Report warns about paying exorbitant revenues for exciting growth stocks

Facebook, Amazon, Netflix, Microsoft, Apple, and Google (FANMAGS) – in aggregate, the stocks trade on 7.7 times revenues and 55 times earnings, according to Verdad Capital. Photograph: Stan Honda/AFP/Getty Images
Facebook, Amazon, Netflix, Microsoft, Apple, and Google (FANMAGS) – in aggregate, the stocks trade on 7.7 times revenues and 55 times earnings, according to Verdad Capital. Photograph: Stan Honda/AFP/Getty Images

Growth stocks have trounced value stocks for years now and that trend has accelerated in 2020, resulting in an unprecedented valuation gulf. Do expensive growth stocks merit their high valuations or are investors asking for trouble?

Such discussions often focus on today's dominant tech stocks – Facebook, Amazon, Netflix, Microsoft, Apple, and Google. In aggregate, the so-called FANMAG stocks trade on 7.7 times revenues and 55 times earnings, according to Verdad Capital – very steep, but these are incredibly profitable near-monopolies, arguably justifying the belief that you have to pay for quality.
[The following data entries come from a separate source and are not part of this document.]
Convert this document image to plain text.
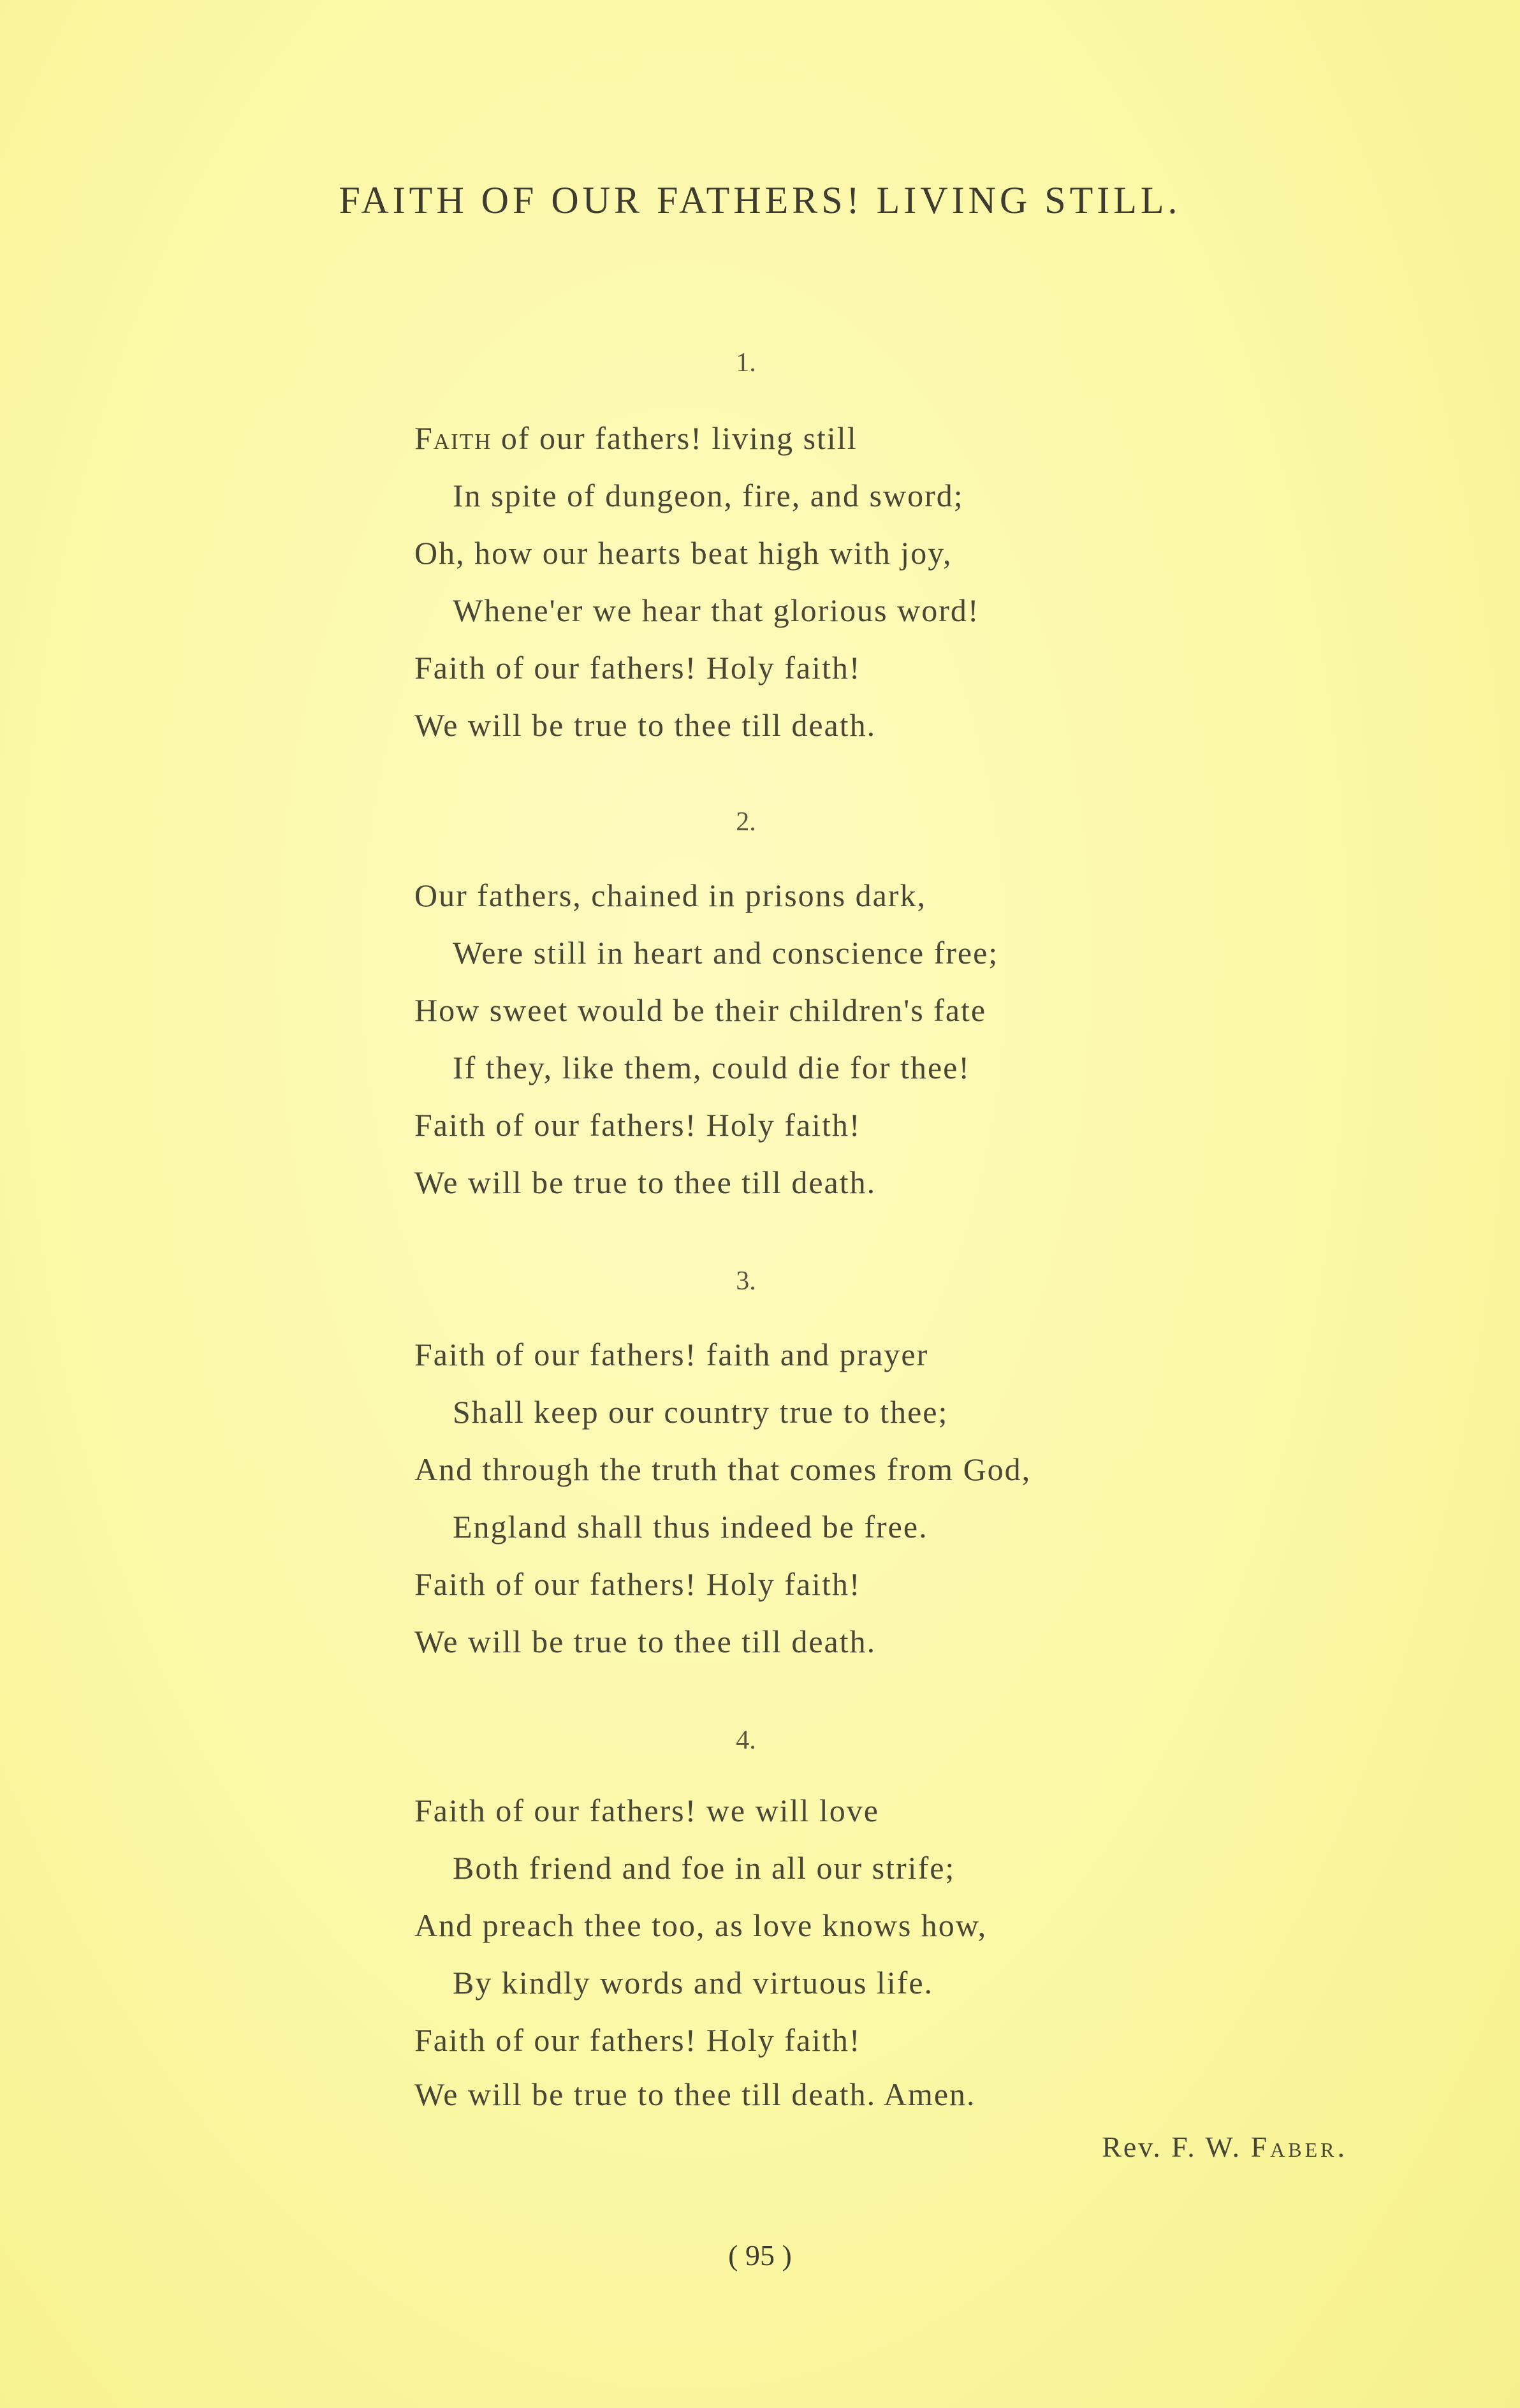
FAITH OF OUR FATHERS! LIVING STILL.
1.
Faith of our fathers! living still
In spite of dungeon, fire, and sword;
Oh, how our hearts beat high with joy,
Whene'er we hear that glorious word!
Faith of our fathers! Holy faith!
We will be true to thee till death.
2.
Our fathers, chained in prisons dark,
Were still in heart and conscience free;
How sweet would be their children's fate
If they, like them, could die for thee!
Faith of our fathers! Holy faith!
We will be true to thee till death.
3.
Faith of our fathers! faith and prayer
Shall keep our country true to thee;
And through the truth that comes from God,
England shall thus indeed be free.
Faith of our fathers! Holy faith!
We will be true to thee till death.
4.
Faith of our fathers! we will love
Both friend and foe in all our strife;
And preach thee too, as love knows how,
By kindly words and virtuous life.
Faith of our fathers! Holy faith!
We will be true to thee till death. Amen.
Rev. F. W. Faber.
( 95 )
In a report, Verdad asks: are there many companies that are more expensive than the FANMAGs with poorer financials? And the answer is yes: this description is true for 500 of 3,000 US companies with a market capitalisation of at least $100 million.

This group, which Verdad terms the Bubble 500, trade on 13–14 times sales and make “essentially zero” profits. The Bubble 500 has absolutely trounced the S&P 500 in recent years but historically, paying more than 10 times revenues for exciting growth stocks has been “one of the worst long-term investment methodologies ever”, the report warns.

READ MORE

The FANMAGs may deserve their valuations but the same cannot be said for such a “broad bucket of unprofitable hopefuls”, says Verdad. “We don’t know when this will end, but we are firm believers that that which can’t continue, won’t.”